The boy feels like a prisoner in his hospital room - surrounded by security guards and CAS and youth protection workers, the father said.
"He's a little prisoner, he can't leave his room or anything, he can't visit with any other sick children, he can't go anywhere because he's under house arrest," he said.
"He's a criminal for having cancer."
The boy has undergone more chemo and isn't expected to leave hospital until Thursday, at the very earliest.
His family and CAS will go to a Hamilton court Tuesday afternoon where a judge will decide who will get custody upon the boy's release.

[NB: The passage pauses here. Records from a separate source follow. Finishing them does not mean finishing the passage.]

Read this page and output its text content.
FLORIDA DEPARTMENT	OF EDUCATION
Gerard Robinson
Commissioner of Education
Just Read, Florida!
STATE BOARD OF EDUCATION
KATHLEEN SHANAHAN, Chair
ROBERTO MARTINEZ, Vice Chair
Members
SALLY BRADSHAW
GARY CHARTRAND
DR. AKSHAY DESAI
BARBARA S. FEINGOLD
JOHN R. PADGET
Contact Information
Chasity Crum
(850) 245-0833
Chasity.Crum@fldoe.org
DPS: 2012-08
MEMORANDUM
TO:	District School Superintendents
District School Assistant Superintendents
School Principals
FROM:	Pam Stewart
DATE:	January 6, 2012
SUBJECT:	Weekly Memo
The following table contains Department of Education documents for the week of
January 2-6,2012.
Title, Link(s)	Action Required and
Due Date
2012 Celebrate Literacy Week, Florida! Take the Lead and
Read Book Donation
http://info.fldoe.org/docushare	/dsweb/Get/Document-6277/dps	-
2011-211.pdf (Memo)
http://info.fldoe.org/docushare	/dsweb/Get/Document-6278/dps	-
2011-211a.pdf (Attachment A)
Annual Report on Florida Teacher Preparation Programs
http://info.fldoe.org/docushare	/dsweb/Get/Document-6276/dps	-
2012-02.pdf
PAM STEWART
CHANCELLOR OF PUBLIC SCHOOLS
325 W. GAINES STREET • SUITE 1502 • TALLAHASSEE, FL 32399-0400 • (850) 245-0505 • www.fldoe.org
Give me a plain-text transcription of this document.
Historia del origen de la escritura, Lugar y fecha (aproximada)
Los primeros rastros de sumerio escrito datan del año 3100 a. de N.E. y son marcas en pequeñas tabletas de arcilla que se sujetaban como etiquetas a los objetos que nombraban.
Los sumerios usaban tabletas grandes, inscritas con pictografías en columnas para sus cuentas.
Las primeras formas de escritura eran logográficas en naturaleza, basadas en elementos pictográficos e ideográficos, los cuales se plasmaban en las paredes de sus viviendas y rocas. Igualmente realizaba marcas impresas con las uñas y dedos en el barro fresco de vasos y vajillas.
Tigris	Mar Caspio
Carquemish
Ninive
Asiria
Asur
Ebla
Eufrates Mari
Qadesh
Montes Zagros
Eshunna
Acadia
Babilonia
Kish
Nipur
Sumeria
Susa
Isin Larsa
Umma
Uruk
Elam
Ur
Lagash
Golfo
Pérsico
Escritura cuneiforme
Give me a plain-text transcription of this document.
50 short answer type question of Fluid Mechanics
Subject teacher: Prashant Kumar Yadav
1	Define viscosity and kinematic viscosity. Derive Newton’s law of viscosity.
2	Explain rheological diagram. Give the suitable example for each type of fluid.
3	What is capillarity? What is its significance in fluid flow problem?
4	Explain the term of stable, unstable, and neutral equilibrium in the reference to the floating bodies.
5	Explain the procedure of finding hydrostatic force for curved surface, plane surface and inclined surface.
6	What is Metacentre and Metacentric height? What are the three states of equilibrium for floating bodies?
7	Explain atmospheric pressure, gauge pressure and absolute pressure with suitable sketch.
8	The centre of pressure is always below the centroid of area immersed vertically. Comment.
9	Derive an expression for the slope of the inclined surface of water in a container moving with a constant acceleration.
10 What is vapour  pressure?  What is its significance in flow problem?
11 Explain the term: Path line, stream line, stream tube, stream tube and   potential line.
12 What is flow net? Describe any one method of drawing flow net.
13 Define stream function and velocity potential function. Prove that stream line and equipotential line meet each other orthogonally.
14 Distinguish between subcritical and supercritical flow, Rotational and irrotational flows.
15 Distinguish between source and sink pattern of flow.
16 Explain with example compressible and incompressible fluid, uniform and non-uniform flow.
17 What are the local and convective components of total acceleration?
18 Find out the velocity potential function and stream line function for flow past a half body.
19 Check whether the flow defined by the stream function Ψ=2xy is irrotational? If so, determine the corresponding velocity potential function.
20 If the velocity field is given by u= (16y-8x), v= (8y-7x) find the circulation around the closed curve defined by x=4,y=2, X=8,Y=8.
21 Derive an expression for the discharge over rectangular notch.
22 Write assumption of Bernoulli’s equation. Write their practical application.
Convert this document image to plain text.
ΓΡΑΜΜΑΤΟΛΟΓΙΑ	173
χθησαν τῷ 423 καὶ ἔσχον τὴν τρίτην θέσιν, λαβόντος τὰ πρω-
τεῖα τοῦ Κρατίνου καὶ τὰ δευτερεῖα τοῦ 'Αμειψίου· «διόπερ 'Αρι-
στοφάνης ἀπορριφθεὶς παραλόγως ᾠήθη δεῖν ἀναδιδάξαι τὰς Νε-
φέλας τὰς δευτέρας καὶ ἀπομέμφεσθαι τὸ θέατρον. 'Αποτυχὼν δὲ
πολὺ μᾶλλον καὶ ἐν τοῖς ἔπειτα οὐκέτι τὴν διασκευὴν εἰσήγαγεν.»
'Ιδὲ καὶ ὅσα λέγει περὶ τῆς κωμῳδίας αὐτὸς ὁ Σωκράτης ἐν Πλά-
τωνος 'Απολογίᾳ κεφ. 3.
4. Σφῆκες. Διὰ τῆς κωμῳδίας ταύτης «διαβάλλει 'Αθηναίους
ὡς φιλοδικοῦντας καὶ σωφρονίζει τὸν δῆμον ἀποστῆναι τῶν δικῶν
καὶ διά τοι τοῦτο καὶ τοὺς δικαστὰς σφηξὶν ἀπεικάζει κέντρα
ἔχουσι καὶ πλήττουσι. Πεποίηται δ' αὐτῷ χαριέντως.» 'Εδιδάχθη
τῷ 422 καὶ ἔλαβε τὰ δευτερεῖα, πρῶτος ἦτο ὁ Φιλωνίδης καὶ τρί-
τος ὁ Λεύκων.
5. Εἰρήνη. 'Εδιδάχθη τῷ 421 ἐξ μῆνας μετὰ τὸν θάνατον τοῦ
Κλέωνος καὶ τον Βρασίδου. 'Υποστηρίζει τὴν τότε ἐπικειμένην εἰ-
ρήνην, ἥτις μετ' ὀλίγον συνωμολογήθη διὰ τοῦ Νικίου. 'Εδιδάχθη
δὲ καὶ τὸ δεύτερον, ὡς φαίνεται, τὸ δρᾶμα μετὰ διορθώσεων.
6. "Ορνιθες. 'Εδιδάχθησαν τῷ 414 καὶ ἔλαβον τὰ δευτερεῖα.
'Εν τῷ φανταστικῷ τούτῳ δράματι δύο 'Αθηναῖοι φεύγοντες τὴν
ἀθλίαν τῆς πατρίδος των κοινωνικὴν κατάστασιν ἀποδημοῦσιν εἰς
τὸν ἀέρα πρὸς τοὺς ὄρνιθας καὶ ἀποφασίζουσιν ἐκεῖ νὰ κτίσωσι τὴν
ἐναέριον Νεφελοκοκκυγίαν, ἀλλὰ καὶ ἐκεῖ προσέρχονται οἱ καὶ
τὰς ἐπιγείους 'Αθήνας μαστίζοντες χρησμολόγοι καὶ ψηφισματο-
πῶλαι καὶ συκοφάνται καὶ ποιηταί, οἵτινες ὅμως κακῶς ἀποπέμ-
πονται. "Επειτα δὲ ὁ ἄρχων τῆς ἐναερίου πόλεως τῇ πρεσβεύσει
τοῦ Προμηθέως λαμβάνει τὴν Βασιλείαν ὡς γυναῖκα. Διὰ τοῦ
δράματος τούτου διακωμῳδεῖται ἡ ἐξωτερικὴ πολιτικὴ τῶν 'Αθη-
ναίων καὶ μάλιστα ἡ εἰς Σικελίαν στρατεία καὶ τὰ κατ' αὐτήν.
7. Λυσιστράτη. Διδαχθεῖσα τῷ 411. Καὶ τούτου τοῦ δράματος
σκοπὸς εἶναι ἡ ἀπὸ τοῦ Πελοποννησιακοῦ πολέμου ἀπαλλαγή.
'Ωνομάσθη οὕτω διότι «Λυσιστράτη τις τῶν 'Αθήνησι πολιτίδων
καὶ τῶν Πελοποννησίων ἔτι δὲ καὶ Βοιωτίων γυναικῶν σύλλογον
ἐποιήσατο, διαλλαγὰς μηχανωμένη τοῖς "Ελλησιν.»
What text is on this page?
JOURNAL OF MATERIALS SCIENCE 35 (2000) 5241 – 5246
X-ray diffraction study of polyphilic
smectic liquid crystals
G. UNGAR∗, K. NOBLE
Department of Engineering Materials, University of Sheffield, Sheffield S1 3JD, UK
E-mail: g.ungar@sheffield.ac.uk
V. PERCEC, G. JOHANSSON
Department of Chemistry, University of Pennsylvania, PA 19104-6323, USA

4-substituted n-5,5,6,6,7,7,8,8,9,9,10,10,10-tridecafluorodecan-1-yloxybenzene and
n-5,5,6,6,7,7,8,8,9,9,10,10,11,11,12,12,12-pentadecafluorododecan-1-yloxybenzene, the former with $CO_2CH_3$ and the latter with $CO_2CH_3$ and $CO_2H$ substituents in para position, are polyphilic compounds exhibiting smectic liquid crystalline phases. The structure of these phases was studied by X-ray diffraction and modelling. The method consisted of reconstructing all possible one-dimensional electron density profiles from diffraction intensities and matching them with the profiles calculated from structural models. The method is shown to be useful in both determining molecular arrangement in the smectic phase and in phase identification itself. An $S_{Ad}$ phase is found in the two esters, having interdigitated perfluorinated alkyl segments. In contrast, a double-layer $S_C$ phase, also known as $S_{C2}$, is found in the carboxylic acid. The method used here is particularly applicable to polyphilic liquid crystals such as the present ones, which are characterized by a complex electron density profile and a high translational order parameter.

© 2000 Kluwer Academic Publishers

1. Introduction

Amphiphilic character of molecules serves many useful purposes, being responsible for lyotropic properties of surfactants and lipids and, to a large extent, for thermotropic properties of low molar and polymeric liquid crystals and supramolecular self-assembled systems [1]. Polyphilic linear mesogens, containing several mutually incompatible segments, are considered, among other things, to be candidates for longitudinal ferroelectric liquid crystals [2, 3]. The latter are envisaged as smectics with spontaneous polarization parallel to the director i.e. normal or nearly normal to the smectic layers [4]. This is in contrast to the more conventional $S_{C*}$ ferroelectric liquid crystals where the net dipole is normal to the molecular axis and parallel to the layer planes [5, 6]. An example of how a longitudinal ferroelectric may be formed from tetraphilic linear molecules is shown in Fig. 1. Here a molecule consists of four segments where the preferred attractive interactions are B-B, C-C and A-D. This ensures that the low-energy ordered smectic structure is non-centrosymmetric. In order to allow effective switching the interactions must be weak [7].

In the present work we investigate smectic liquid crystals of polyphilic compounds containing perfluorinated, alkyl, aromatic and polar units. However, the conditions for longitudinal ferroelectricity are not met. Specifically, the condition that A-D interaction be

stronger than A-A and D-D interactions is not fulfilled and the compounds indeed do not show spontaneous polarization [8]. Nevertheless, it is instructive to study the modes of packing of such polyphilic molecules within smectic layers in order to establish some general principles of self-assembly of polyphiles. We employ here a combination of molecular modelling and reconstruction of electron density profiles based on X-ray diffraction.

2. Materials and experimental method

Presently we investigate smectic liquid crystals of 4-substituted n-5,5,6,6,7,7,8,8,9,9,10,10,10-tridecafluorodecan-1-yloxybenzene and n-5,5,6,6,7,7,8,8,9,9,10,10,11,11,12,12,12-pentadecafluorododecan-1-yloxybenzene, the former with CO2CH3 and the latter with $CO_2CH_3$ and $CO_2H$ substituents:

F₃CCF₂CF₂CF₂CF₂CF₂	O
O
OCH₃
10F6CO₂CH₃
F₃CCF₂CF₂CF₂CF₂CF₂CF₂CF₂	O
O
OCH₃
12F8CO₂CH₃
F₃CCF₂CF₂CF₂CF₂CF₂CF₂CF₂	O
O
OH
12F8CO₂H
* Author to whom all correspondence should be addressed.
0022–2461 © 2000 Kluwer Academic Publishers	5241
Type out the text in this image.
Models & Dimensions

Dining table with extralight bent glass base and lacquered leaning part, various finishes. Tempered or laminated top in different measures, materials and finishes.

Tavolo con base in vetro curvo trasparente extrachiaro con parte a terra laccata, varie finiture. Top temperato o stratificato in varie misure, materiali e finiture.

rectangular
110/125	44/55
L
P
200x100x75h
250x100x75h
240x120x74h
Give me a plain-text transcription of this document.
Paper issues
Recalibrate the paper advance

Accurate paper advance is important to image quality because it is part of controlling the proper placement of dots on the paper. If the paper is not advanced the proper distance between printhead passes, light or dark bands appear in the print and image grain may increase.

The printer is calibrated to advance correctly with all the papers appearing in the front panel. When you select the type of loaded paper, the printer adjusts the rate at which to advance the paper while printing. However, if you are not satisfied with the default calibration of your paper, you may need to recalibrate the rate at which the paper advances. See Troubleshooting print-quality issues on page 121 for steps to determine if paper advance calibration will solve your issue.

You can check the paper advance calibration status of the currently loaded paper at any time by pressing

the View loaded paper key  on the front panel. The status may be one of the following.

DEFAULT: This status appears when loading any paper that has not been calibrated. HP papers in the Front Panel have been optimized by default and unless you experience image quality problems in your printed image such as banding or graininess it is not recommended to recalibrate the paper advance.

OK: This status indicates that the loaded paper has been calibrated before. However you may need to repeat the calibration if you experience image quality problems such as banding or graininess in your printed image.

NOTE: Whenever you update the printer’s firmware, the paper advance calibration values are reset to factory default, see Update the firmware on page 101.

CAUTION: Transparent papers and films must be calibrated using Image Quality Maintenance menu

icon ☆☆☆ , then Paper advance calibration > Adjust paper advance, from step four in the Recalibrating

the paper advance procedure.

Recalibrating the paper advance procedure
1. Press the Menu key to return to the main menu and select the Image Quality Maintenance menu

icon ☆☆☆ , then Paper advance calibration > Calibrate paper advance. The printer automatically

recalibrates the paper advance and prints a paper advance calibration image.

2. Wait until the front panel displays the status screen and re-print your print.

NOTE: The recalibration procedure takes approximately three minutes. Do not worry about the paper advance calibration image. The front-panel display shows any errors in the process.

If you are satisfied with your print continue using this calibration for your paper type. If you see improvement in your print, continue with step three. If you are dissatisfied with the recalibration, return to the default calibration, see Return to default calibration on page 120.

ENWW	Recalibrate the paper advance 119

The boy's family is worried that he's given up hope and will only get more sick if he gives up fighting.
"We told him, 'Don't worry buddy, please try to be healthy, relax, relax, relax, relax,' and he even said to me, 'I don't care. They can even kill me with their chemo and stuff I don't care, as long as I can come home and be home with you and mommy," he recalled.
"You know what that feels like to hear your son say that?"
The father said that even if his son is allowed to return home it won't be a completely happy reunion, since he'll still be weak from his chemotherapy and life won't be back to normal.
"But I can start sitting with him and playing his hand drum with him and singing his songs with him that he's written and helping him write his stories again, because he loves to write stories," the father said.
The boy hopes to finish writing a story called Walking in Faith before he gets too sick so he can share his story with other sick kids.
"It's all about his cancer journey that he's had because he wants other families and other children to know what he's been going through and how his faith has taken him this far," he said.
"At least he'll know that his voice got out and maybe it'll help some other family have courage and faith to fight and go on and go on."